Verzweifelt suchen Politiker aller Lager ein Rezept gegen die steigenden Krankenkassen-Prämien. Mit einem radikalen Vorschlag warten nun zwei Zuger SVP-Politiker auf: Die Kantonsräte Manuel Brandenberg und Philip C. Brunner wollen, dass das Krankenkassen-Obligatorium in der Schweiz aufgehoben wird.
Sie fordern, dass der Kanton Zug eine entsprechende Standesinitiative einreicht. «Die Krankenkassenprämien haben sich seit der Einführung des Krankenkassenobligatoriums 1996 in etwa verdoppelt», schreiben die Politiker in ihrem Vorstoss. Leider sei es ein Tabu, nur schon über eine Aufhebung des «Versicherungszwanges» zu sprechen.
«Dabei liegt es auf der Hand: wo eine obligatorische Versicherung besteht, wird sie benutzt und – leider auch – ausgenutzt», so die Politiker. Sie versprechen, eine Aufhebung des Obligatoriums werde eine «spürbare Entlastung bei den Kosten im Gesundheitswesen und für die Prämienzahler bewirken».

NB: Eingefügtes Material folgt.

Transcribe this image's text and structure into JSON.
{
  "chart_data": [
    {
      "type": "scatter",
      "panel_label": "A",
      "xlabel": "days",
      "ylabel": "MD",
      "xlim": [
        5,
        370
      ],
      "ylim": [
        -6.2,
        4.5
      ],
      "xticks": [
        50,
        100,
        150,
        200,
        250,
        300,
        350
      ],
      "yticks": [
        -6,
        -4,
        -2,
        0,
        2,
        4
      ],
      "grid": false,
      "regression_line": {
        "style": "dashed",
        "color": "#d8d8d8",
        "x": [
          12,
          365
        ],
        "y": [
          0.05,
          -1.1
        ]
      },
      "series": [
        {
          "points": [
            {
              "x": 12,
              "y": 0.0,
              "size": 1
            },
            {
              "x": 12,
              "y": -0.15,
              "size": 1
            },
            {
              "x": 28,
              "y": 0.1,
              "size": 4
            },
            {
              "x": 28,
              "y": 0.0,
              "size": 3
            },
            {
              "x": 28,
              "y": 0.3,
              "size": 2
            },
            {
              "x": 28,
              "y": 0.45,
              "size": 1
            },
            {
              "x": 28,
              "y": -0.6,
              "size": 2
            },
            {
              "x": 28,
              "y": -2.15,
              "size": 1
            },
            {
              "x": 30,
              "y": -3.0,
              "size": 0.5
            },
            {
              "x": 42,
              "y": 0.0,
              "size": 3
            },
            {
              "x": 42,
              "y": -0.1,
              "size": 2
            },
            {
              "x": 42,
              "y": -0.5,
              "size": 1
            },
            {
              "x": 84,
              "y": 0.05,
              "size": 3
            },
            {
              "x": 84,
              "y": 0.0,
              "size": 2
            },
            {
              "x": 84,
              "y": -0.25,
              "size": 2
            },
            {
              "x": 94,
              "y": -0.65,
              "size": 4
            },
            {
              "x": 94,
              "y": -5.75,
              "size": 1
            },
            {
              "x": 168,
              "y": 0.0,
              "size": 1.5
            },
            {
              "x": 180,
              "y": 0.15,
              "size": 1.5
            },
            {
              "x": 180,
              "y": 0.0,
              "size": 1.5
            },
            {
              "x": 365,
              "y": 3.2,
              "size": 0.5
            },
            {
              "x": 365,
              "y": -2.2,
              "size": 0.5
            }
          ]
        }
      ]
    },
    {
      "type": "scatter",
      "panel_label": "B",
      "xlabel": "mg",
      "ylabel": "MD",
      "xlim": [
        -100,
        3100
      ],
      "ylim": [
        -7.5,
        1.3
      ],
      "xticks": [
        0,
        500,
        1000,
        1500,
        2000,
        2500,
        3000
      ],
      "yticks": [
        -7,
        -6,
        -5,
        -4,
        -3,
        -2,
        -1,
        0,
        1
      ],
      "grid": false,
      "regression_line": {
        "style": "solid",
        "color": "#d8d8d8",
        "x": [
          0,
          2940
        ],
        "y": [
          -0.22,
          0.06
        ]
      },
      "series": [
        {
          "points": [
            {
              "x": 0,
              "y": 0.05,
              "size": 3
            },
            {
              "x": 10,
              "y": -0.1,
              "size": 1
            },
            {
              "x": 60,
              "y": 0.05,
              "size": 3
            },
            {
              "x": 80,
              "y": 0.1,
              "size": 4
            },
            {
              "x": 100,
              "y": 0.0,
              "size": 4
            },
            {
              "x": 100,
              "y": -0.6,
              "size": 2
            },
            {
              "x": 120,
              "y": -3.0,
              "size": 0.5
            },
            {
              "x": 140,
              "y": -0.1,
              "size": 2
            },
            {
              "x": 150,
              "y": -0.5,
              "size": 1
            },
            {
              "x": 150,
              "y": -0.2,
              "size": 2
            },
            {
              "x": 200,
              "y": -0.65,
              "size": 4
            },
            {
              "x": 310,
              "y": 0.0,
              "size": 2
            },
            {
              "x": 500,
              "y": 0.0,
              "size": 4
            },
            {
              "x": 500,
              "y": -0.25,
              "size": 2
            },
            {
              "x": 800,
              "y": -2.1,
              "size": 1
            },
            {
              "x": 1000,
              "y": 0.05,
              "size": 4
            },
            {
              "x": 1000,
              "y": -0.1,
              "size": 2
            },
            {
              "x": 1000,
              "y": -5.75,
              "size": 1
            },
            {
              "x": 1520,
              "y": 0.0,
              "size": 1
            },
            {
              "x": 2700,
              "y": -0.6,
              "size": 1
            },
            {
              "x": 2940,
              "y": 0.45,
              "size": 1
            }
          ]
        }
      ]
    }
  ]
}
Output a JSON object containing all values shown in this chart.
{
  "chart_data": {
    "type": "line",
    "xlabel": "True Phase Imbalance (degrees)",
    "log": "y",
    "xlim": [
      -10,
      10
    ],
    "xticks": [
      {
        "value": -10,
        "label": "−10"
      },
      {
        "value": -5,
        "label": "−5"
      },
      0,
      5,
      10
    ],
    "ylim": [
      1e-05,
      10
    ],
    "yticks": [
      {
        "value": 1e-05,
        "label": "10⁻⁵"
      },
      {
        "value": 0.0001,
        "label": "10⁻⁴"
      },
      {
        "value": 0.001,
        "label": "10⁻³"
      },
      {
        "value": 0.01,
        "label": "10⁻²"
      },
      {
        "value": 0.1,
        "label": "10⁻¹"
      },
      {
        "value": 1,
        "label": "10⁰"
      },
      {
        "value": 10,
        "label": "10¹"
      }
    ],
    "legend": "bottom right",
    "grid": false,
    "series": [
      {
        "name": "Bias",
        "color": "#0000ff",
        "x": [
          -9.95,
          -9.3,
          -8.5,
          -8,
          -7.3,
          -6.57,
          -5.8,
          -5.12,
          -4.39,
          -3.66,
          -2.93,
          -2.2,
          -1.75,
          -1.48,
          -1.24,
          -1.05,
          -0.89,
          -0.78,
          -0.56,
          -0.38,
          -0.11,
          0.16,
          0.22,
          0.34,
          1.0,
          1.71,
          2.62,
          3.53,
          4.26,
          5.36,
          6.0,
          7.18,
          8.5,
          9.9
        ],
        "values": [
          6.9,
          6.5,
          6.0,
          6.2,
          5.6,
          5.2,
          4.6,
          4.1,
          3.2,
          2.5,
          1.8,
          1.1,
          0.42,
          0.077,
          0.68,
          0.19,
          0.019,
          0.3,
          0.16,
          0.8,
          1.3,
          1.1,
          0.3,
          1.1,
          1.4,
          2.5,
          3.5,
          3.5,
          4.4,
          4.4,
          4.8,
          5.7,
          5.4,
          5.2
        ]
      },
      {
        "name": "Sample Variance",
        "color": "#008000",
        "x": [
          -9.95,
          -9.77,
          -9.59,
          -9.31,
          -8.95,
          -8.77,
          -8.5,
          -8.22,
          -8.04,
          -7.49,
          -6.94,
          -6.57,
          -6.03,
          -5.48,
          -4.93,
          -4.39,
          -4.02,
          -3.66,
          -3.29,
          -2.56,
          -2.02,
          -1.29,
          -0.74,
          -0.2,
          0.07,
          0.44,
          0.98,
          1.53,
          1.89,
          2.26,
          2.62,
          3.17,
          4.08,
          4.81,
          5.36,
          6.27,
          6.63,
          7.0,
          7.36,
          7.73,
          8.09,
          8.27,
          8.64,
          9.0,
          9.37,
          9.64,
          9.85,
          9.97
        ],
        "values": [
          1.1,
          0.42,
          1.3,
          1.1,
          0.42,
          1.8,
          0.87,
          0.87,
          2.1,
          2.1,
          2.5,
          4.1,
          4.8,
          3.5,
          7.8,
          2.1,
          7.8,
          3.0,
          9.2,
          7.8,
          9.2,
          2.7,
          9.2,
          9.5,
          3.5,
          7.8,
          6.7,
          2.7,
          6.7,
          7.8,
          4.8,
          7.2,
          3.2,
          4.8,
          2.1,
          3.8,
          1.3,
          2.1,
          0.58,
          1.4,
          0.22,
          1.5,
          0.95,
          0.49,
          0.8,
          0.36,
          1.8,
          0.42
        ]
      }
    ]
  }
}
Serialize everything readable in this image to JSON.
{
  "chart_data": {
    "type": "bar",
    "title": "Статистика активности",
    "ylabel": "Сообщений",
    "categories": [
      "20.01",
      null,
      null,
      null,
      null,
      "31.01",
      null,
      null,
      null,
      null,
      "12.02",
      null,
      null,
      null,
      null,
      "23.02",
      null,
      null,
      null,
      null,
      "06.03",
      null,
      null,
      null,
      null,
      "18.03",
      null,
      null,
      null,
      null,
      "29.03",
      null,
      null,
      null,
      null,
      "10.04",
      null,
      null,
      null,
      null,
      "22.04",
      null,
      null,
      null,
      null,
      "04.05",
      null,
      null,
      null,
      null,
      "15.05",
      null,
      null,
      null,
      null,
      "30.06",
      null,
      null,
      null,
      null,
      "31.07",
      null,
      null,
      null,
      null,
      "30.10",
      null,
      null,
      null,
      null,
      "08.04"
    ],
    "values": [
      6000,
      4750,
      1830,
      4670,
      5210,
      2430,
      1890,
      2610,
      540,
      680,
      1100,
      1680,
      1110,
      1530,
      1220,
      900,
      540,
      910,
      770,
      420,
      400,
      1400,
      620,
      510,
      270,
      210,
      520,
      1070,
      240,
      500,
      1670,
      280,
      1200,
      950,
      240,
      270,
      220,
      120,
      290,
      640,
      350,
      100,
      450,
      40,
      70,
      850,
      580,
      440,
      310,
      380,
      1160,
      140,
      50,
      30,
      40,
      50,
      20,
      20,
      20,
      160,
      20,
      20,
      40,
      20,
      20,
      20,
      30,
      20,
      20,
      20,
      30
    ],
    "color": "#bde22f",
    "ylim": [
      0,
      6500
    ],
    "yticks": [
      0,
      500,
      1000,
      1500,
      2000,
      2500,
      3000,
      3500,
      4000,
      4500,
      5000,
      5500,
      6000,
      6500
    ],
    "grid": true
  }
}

Support erhalten die beiden Zuger Kantonsräte von ihrem Parteikollegen Thomas de Courten, der die Gesundheitskommission des Nationalrats präsidiert. Bereits vor einem Jahr hatte er den Bundesrat dazu aufgefordert, über eine Lockerung des Krankenversicherungsobligatoriums nachzudenken.
«Jedes staatliche Obligatorium gilt es hin und wieder zu hinterfragen», so de Courten zu watson. Deshalb begrüsse er den Vorstoss aus dem Kanton Zug. Der Baselbieter Betriebsökonom geht zwar nicht davon aus, dass das Anliegen aktuell in National- und Ständerat mehrheitsfähig wäre. «Es wäre aber bereits viel erreicht, wenn wir den ausgebauten Leistungskatalog in der Grundversicherung auf das absolut Notwendige herunterfahren könnten.»
«Lifestyle-Behandlungen» wie das Entfernen von Krampfadern gehörten nicht durch die Allgemeinheit finanziert, findet de Courten. «Heute ist das Motto vieler Versicherten: ‹Jetzt habe ich schon so viel bezahlt, dann kann ich auch etwas krank sein dafür.›»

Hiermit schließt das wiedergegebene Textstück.